Irma Vep: der Terror ist
überall. Foto: Monika Rittershaus
Dort war anarchisch surreal vorgeformt, was man suchte. Die Vampire
sind eine Terrorgruppe mit manch kleinbürgerlichen Schwächen,
die den Reichen an den Kragen will – und vor allem an die
Colliers, die um diesen hängen: das richtige Reinigungsmittel,
um die verstaubte Bühne der Oper vom Muff zu befreien. Da wird
geliebt, geklaut, gefoltert und gemordet, das leichte Sein dessen,
dem Moral fremd ist, wird wie mit einem Joystick auf der Bühne
bewegt. Irma Vep ist das spiderwoman-artige Supergirl dieser Truppe.
Irma Vep? Aha – ein Anagramm von Vamipre! Das „Musikschauspiel
über die große Wirklichkeit dieses Jahrhunderts –
jenseits der Mode, jenseits des Geschmacks“ (so die Verhütungsformel
des Wortes Oper) liebt solche Spiele. „Seeing him“,
da wo erste Zärtlichkeit flackert, wird zu „Geheimnis“
und reanimiert somit in Scrabble-Verschiebungen alte Hintergründigkeiten.

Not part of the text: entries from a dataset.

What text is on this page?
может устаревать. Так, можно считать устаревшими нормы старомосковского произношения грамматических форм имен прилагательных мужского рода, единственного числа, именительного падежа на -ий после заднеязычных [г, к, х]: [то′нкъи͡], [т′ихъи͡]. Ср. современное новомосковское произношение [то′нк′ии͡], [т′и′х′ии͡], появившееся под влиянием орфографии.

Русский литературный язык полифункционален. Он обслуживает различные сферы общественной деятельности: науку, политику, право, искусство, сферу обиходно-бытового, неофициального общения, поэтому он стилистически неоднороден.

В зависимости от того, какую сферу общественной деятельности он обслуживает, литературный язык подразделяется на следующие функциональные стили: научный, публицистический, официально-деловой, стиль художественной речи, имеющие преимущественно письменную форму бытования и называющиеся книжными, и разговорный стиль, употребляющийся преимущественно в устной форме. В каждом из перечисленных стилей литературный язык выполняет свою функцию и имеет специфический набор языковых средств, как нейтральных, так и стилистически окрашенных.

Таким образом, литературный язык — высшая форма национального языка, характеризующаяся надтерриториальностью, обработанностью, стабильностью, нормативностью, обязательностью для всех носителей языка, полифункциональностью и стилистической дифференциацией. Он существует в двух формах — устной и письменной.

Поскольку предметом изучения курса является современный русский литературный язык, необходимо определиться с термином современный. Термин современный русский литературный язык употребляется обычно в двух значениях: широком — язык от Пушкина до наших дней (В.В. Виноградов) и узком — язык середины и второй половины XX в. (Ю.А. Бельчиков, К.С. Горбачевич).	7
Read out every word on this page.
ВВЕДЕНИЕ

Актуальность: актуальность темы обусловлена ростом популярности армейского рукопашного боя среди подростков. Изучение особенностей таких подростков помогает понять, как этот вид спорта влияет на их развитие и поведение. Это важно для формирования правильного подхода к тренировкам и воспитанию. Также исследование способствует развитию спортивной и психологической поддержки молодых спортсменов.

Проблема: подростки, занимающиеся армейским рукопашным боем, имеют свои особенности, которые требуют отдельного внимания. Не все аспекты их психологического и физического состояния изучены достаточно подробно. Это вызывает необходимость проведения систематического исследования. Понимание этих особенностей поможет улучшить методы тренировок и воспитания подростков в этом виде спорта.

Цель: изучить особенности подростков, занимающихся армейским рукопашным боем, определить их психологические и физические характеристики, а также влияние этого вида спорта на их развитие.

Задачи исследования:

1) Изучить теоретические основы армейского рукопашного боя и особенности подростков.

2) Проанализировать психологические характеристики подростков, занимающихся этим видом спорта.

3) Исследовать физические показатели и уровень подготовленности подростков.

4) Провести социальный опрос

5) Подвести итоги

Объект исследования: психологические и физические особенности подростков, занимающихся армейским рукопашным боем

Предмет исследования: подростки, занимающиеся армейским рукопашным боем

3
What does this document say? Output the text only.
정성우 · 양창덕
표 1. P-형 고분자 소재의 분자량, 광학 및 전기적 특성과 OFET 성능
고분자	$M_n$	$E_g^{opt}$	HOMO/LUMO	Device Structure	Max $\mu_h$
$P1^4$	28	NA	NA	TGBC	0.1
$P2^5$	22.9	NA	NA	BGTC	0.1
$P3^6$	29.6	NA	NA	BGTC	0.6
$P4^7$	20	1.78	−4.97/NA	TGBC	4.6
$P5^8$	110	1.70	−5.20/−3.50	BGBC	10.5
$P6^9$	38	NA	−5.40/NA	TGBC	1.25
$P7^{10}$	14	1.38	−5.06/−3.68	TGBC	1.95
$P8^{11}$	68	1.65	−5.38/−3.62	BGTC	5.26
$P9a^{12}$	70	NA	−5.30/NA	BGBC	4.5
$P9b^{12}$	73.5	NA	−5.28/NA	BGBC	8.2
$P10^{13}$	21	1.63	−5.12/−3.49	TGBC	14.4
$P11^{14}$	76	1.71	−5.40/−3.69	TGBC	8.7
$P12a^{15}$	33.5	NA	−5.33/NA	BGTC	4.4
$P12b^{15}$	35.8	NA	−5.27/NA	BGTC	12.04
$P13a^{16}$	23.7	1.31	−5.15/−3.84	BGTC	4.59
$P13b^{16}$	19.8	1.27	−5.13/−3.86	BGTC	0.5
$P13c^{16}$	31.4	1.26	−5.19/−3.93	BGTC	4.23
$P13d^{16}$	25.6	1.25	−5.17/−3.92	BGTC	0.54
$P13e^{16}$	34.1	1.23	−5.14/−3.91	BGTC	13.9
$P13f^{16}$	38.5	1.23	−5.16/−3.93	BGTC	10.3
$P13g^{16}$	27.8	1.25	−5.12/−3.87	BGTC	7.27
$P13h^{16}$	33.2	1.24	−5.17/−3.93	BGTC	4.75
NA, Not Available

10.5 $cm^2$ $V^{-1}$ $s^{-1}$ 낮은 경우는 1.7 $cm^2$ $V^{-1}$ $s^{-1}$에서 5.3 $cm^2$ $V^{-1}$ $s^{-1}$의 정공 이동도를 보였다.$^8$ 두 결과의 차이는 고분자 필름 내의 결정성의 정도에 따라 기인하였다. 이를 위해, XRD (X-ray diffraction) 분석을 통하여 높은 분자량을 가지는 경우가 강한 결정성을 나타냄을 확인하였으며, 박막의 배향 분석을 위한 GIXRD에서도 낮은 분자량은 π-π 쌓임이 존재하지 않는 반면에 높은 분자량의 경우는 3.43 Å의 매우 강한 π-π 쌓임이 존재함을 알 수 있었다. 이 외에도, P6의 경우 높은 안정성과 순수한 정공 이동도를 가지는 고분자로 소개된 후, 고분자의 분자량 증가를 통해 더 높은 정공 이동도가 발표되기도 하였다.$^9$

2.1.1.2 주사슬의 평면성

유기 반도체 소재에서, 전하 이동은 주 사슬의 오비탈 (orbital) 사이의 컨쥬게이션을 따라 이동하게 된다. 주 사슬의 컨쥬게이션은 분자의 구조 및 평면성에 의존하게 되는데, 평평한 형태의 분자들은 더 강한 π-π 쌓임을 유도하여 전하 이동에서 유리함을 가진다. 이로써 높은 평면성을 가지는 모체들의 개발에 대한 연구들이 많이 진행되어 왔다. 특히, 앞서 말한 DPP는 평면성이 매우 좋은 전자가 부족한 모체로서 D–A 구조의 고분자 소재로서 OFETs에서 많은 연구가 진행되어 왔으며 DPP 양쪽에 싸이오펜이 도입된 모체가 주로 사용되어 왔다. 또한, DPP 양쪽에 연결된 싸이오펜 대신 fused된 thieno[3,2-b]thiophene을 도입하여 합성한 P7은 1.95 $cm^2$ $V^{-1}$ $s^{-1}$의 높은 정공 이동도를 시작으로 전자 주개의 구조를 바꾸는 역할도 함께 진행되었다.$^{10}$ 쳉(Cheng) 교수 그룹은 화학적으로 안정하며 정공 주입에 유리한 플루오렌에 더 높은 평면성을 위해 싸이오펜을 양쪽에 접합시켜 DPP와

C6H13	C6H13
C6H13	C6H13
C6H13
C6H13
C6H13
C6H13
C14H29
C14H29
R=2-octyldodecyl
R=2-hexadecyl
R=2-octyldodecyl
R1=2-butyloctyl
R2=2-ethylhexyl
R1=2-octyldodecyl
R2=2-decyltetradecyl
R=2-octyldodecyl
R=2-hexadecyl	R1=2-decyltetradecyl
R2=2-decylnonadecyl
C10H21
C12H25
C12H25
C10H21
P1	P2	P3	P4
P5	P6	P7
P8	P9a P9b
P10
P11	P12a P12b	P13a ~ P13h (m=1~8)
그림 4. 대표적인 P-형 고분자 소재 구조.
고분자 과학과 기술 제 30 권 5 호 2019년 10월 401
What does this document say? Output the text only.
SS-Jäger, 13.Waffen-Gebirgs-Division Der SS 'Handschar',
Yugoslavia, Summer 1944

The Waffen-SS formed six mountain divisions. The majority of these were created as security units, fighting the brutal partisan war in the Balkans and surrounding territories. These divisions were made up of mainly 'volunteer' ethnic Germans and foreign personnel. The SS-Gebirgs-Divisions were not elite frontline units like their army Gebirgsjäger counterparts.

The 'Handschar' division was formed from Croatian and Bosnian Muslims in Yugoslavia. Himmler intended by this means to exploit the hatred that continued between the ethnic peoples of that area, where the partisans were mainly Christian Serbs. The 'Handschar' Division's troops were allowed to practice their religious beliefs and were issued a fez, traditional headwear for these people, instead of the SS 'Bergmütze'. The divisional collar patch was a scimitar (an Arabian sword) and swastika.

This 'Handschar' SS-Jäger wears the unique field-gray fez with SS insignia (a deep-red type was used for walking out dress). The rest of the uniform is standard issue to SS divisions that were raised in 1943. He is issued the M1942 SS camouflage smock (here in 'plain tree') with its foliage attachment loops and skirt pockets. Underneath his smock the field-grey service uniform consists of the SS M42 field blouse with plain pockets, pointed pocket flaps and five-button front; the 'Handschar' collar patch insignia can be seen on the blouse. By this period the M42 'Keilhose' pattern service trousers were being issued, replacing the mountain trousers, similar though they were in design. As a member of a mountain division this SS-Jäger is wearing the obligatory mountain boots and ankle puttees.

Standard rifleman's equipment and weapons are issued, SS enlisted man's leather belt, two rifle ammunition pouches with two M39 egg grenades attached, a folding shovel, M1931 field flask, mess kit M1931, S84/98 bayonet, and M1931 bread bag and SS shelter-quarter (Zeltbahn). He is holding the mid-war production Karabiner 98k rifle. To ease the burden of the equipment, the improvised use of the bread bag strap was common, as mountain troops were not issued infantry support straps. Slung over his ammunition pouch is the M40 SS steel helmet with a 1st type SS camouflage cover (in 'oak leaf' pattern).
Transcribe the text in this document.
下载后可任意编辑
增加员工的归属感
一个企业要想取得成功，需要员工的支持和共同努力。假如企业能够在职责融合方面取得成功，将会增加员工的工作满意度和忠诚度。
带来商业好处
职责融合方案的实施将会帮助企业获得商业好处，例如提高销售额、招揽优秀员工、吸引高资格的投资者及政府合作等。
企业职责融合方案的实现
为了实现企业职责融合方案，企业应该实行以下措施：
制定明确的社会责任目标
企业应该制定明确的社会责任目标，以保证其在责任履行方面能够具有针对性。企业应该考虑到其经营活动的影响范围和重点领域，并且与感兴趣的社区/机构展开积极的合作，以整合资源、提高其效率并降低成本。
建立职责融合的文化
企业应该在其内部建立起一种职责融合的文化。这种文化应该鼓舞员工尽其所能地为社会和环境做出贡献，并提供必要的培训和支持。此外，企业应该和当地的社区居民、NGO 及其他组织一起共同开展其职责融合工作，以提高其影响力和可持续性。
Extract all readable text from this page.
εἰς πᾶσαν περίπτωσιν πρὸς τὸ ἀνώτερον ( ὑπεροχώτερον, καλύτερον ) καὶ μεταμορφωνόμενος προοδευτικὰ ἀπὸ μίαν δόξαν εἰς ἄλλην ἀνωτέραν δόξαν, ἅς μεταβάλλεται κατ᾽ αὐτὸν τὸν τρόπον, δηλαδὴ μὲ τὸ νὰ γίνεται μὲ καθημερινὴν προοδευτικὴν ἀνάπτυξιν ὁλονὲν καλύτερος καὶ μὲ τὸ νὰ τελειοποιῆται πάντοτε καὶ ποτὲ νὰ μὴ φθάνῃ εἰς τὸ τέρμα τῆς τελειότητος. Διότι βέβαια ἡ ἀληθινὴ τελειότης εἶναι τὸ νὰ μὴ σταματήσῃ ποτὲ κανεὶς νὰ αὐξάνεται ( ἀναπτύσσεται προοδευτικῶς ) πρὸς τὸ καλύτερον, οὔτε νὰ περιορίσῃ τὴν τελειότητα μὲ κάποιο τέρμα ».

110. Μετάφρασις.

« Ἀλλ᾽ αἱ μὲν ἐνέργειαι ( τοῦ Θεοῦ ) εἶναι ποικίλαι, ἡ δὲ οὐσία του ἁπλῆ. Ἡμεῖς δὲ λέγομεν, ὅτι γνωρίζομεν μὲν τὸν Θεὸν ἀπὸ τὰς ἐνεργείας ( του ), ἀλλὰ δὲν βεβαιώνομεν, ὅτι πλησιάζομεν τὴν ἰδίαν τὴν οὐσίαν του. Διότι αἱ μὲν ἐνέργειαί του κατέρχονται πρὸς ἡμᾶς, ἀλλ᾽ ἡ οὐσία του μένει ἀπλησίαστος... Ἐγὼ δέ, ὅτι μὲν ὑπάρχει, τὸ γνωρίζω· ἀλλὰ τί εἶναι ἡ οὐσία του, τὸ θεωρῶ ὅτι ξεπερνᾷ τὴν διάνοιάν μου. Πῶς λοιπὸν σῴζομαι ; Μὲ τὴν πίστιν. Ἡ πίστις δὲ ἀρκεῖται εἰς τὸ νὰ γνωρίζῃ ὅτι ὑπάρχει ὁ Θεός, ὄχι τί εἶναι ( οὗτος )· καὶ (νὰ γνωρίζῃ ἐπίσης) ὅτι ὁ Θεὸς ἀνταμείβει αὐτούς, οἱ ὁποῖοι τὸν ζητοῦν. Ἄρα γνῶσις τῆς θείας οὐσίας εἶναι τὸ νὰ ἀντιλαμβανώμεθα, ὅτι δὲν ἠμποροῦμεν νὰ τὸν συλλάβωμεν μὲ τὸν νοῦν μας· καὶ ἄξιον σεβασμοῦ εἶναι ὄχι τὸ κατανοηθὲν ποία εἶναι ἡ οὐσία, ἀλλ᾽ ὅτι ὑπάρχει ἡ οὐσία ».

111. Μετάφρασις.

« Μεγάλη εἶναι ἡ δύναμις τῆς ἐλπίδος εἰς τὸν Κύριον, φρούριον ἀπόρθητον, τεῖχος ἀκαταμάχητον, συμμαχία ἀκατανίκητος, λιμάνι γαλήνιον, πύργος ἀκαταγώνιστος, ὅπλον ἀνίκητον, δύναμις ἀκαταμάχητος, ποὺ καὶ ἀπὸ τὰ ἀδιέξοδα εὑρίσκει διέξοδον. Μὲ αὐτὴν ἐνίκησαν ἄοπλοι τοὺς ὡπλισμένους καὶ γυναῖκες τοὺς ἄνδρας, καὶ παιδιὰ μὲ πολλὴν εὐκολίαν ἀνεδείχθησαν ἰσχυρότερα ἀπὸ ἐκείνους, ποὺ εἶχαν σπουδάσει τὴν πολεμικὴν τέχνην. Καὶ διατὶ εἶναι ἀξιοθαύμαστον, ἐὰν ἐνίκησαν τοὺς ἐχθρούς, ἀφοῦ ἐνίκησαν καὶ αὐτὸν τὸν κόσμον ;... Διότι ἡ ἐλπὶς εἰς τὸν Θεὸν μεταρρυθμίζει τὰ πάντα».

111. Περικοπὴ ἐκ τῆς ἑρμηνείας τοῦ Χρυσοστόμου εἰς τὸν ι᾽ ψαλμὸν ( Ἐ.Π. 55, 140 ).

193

Auch Bezüge zu heutigen Zeiten des internationalen Terrorismus
winken. Eine verschlüsselte Botschaft, die man gegen Ende des
zweieinhalbstündigen Antimoral-Puzzles Irma zukommen lässt,
gibt zunächst die Buchstaben a und t preis. „Ata“
taucht im verstümmelten Text auf. Terror ist der Zeit enthoben,
er albert durch die Generationen. Als Spielfigur der neuen, virtuellen
Realität, das will der Schluss des Stücks vermitteln,
ist Irma Vep unsterblich. Aber das, auch diese Botschaft kommt rüber,
ist gar nicht so wichtig. Konstant bleibt einzig das Entertainment
der also ins Ballastfreie vertriebenen Zeit.
Die Musik von Fredrik Zeller macht da voller Vergnügen mit.
Sie harkt in Klängen, die sich selbst in die Quere kommen.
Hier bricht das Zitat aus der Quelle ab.